A bug in a firmware update for Juniper
routers may have been responsible for a widespread outage throughout North
America and Europe on Nov. 7. The bug caused a network failure at backbone
provider Level 3 Communications, resulting in service disruptions for Time
Warner Cable, Research In Motion's BlackBerry services and various Internet
service providers based in the United Kingdom, among others.
"There are confirmed reports that
this event within Level 3 has affected most of North America," hosting
provider
Phyber Communications wrote in a status report
Nov. 7, noting that information was "still limited."
The culprit appears to be a problem
with Juniper routers that corrupted Border Gateway Protocol (BGP) tables,
according to various reports on Twitter. The BGP bug was in the update for the
Junos 10.2 and 10.3 firmware on Juniper routers, several members of the
North American Network Operators Group posted on
the mailing list.
"This outage has affected other
networks running Juniper routers with the majority of them seeing their devices
core dump and reload," wrote Max Clark, managing director of Phyber
Communications. A core dump refers to when a device crashes and writes the
contents in memory to disk.
The router crash would inevitably
disrupt network operations within organizations depending on particular Juniper
routers for their Internet operations. Level 3 Communications is a Tier 1
network and one of the key Internet pathways in the United States. When routers
went down in Level 3 data centers, other organizations downstream were
affected.
"This morning, Juniper learned of
a Border Gateway Protocol edge router issue that affected a small percentage of
customers," Mark Bahaus, Juniper's executive vice president of services,
support and operations, said in a statement. "A software fix is available,
and we've been working with our customers to immediately deploy the fix."
Bahaus did not provide any details, but
a document purporting to be a
Juniper advisory posted on the text-sharing site
Pastebin claimed the issue was in Juniper's MX router series.
Level 3 posted an update, explaining
its outage was due to failing routers, but declined to name a networking vendor
or elaborate on the issue.
"Shortly after 9 a.m.
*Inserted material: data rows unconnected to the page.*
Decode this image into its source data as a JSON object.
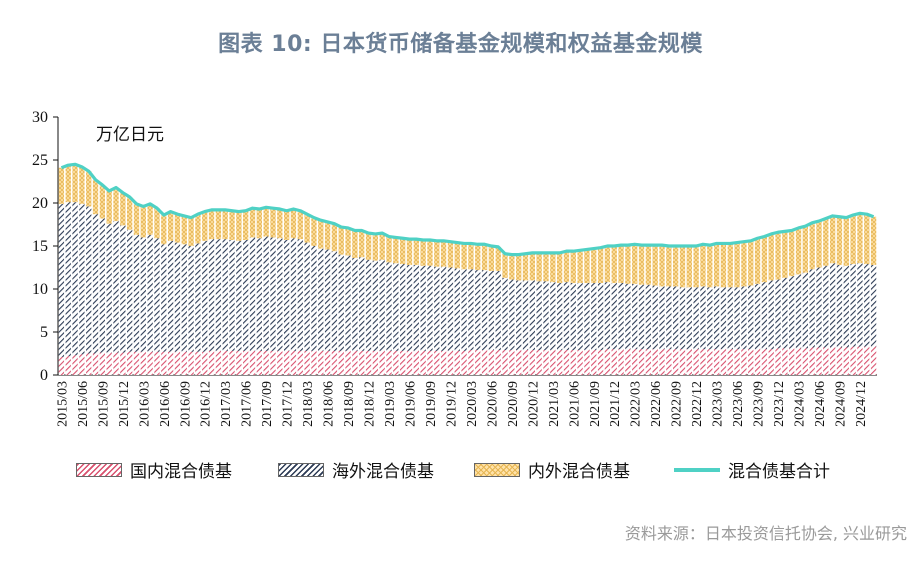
{
  "title": "图表 10: 日本货币储备基金规模和权益基金规模",
  "unit_label": "万亿日元",
  "source": "资料来源：日本投资信托协会, 兴业研究",
  "legend": {
    "domestic": "国内混合债基",
    "foreign": "海外混合债基",
    "mixed": "内外混合债基",
    "total": "混合债基合计"
  },
  "colors": {
    "domestic": "#d9506e",
    "foreign": "#2c3b55",
    "mixed_fill": "#ffe2a8",
    "mixed_pattern": "#e6b654",
    "total_line": "#4fd1c5"
  },
  "chart_data": {
    "type": "bar",
    "stacked": true,
    "ylim": [
      0,
      30
    ],
    "yticks": [
      0,
      5,
      10,
      15,
      20,
      25,
      30
    ],
    "start_month": "2015/03",
    "xtick_labels": [
      "2015/03",
      "2015/06",
      "2015/09",
      "2015/12",
      "2016/03",
      "2016/06",
      "2016/09",
      "2016/12",
      "2017/03",
      "2017/06",
      "2017/09",
      "2017/12",
      "2018/03",
      "2018/06",
      "2018/09",
      "2018/12",
      "2019/03",
      "2019/06",
      "2019/09",
      "2019/12",
      "2020/03",
      "2020/06",
      "2020/09",
      "2020/12",
      "2021/03",
      "2021/06",
      "2021/09",
      "2021/12",
      "2022/03",
      "2022/06",
      "2022/09",
      "2022/12",
      "2023/03",
      "2023/06",
      "2023/09",
      "2023/12",
      "2024/03",
      "2024/06",
      "2024/09",
      "2024/12"
    ],
    "series": [
      {
        "name": "国内混合债基",
        "values": [
          2.1,
          2.2,
          2.3,
          2.4,
          2.5,
          2.5,
          2.6,
          2.6,
          2.6,
          2.6,
          2.7,
          2.7,
          2.7,
          2.7,
          2.7,
          2.7,
          2.7,
          2.7,
          2.7,
          2.7,
          2.7,
          2.7,
          2.8,
          2.8,
          2.8,
          2.8,
          2.8,
          2.8,
          2.8,
          2.8,
          2.8,
          2.8,
          2.8,
          2.8,
          2.8,
          2.8,
          2.8,
          2.8,
          2.8,
          2.8,
          2.8,
          2.8,
          2.8,
          2.8,
          2.8,
          2.8,
          2.8,
          2.8,
          2.8,
          2.8,
          2.8,
          2.8,
          2.8,
          2.8,
          2.8,
          2.8,
          2.8,
          2.8,
          2.8,
          2.8,
          2.9,
          2.9,
          2.9,
          2.9,
          2.9,
          2.9,
          2.9,
          2.9,
          2.9,
          2.9,
          2.9,
          2.9,
          2.9,
          2.9,
          2.9,
          2.9,
          2.9,
          2.9,
          2.9,
          2.9,
          3.0,
          3.0,
          3.0,
          3.0,
          3.0,
          3.0,
          3.0,
          3.0,
          3.0,
          3.0,
          3.0,
          3.0,
          3.0,
          3.0,
          3.0,
          3.0,
          3.0,
          3.0,
          3.0,
          3.0,
          3.0,
          3.0,
          3.0,
          3.0,
          3.0,
          3.1,
          3.1,
          3.1,
          3.1,
          3.1,
          3.2,
          3.2,
          3.2,
          3.2,
          3.2,
          3.2,
          3.3,
          3.3,
          3.3,
          3.3
        ]
      },
      {
        "name": "海外混合债基",
        "values": [
          17.8,
          17.9,
          17.8,
          17.5,
          17.1,
          16.2,
          15.6,
          15.0,
          15.3,
          14.8,
          14.2,
          13.6,
          13.3,
          13.6,
          13.2,
          12.5,
          12.9,
          12.7,
          12.5,
          12.3,
          12.6,
          12.9,
          13.0,
          13.0,
          13.0,
          12.9,
          12.8,
          12.9,
          13.2,
          13.1,
          13.3,
          13.2,
          13.1,
          12.9,
          13.1,
          13.0,
          12.6,
          12.2,
          11.9,
          11.8,
          11.6,
          11.2,
          11.1,
          10.8,
          10.9,
          10.6,
          10.5,
          10.6,
          10.3,
          10.2,
          10.1,
          10.0,
          10.0,
          9.9,
          9.9,
          9.8,
          9.8,
          9.7,
          9.6,
          9.5,
          9.4,
          9.3,
          9.3,
          9.2,
          9.2,
          8.4,
          8.2,
          8.1,
          8.1,
          8.1,
          8.0,
          8.0,
          7.9,
          7.8,
          7.9,
          7.8,
          7.8,
          7.8,
          7.8,
          7.8,
          7.8,
          7.7,
          7.7,
          7.6,
          7.6,
          7.5,
          7.5,
          7.4,
          7.3,
          7.3,
          7.3,
          7.2,
          7.2,
          7.2,
          7.3,
          7.2,
          7.3,
          7.2,
          7.2,
          7.2,
          7.3,
          7.4,
          7.6,
          7.8,
          8.0,
          8.0,
          8.2,
          8.4,
          8.6,
          8.8,
          9.1,
          9.3,
          9.5,
          9.8,
          9.6,
          9.5,
          9.6,
          9.7,
          9.6,
          9.5
        ]
      },
      {
        "name": "内外混合债基",
        "values": [
          4.2,
          4.3,
          4.4,
          4.3,
          4.1,
          4.0,
          3.9,
          3.8,
          3.9,
          3.8,
          3.8,
          3.6,
          3.6,
          3.6,
          3.5,
          3.4,
          3.4,
          3.3,
          3.3,
          3.3,
          3.4,
          3.4,
          3.4,
          3.4,
          3.4,
          3.4,
          3.4,
          3.4,
          3.4,
          3.4,
          3.4,
          3.4,
          3.4,
          3.4,
          3.4,
          3.3,
          3.3,
          3.3,
          3.3,
          3.2,
          3.2,
          3.2,
          3.2,
          3.2,
          3.1,
          3.1,
          3.1,
          3.1,
          3.0,
          3.0,
          3.0,
          3.0,
          3.0,
          3.0,
          3.0,
          3.0,
          3.0,
          3.0,
          3.0,
          3.0,
          3.0,
          3.0,
          3.0,
          2.9,
          2.8,
          2.8,
          2.9,
          3.0,
          3.1,
          3.2,
          3.3,
          3.3,
          3.4,
          3.5,
          3.6,
          3.7,
          3.8,
          3.9,
          4.0,
          4.1,
          4.2,
          4.3,
          4.4,
          4.5,
          4.6,
          4.6,
          4.6,
          4.7,
          4.8,
          4.7,
          4.7,
          4.8,
          4.8,
          4.8,
          4.9,
          4.9,
          5.0,
          5.1,
          5.1,
          5.2,
          5.2,
          5.2,
          5.3,
          5.3,
          5.4,
          5.5,
          5.4,
          5.3,
          5.4,
          5.4,
          5.4,
          5.4,
          5.5,
          5.5,
          5.6,
          5.6,
          5.7,
          5.8,
          5.8,
          5.6
        ]
      }
    ],
    "total": {
      "name": "混合债基合计",
      "values": [
        24.1,
        24.4,
        24.5,
        24.2,
        23.7,
        22.7,
        22.1,
        21.4,
        21.8,
        21.2,
        20.7,
        19.9,
        19.6,
        19.9,
        19.4,
        18.6,
        19.0,
        18.7,
        18.5,
        18.3,
        18.7,
        19.0,
        19.2,
        19.2,
        19.2,
        19.1,
        19.0,
        19.1,
        19.4,
        19.3,
        19.5,
        19.4,
        19.3,
        19.1,
        19.3,
        19.1,
        18.7,
        18.3,
        18.0,
        17.8,
        17.6,
        17.2,
        17.1,
        16.8,
        16.8,
        16.5,
        16.4,
        16.5,
        16.1,
        16.0,
        15.9,
        15.8,
        15.8,
        15.7,
        15.7,
        15.6,
        15.6,
        15.5,
        15.4,
        15.3,
        15.3,
        15.2,
        15.2,
        15.0,
        14.9,
        14.1,
        14.0,
        14.0,
        14.1,
        14.2,
        14.2,
        14.2,
        14.2,
        14.2,
        14.4,
        14.4,
        14.5,
        14.6,
        14.7,
        14.8,
        15.0,
        15.0,
        15.1,
        15.1,
        15.2,
        15.1,
        15.1,
        15.1,
        15.1,
        15.0,
        15.0,
        15.0,
        15.0,
        15.0,
        15.2,
        15.1,
        15.3,
        15.3,
        15.3,
        15.4,
        15.5,
        15.6,
        15.9,
        16.1,
        16.4,
        16.6,
        16.7,
        16.8,
        17.1,
        17.3,
        17.7,
        17.9,
        18.2,
        18.5,
        18.4,
        18.3,
        18.6,
        18.8,
        18.7,
        18.4
      ]
    }
  }
}
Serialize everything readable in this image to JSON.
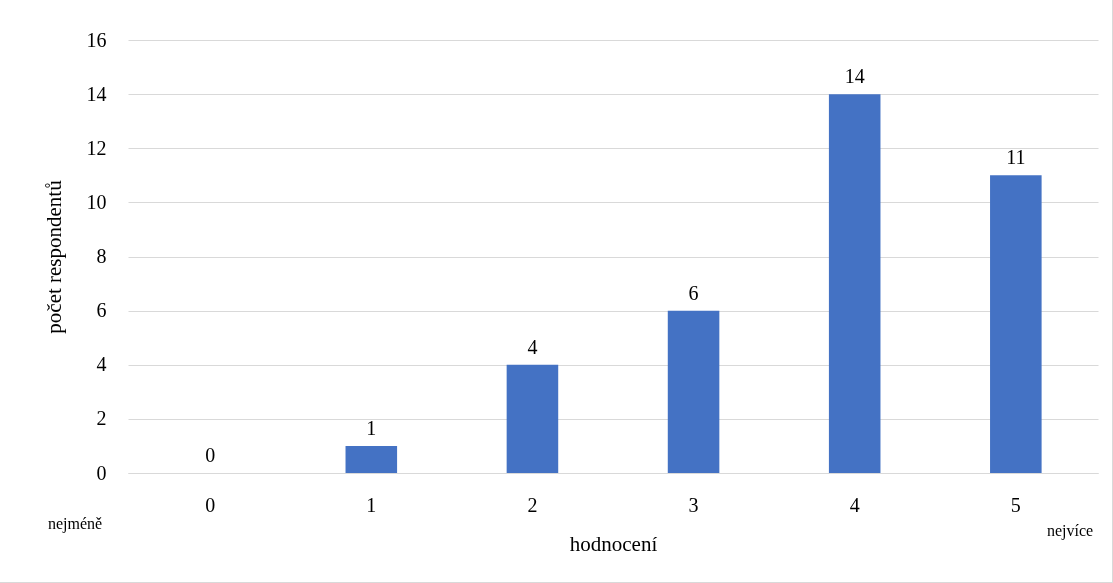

ET today,
Level 3's network experienced several outages across North America and Europe
relating to some of the routers on our network," Level 3 said. "Our
technicians worked quickly to bring systems back online. At this time, all
connection issues have been resolved, and we are working hard with our
equipment vendors to determine the exact cause of the outage and ensure all
systems are stable."
Reports of the outage hit Twitter
shortly after the routers went down, as ISPs and hosting providers took to the
micro-blogging site to reassure users. RIM assured
BlackBerry users that this time it wasn't to
blame for the outage, but that it was "a global Internet issue."
Hosting provider HostVirtual said the
failure at its ISP Level 3 seemed to be "related to a rogue route(s)
injected into the BGP table or a Juniper bug."
"We just had a core sump (sic) on
all our Juniper running Junos 10.3R2.11," NeoTelecoms, a French
telecommunications company, wrote on Twitter.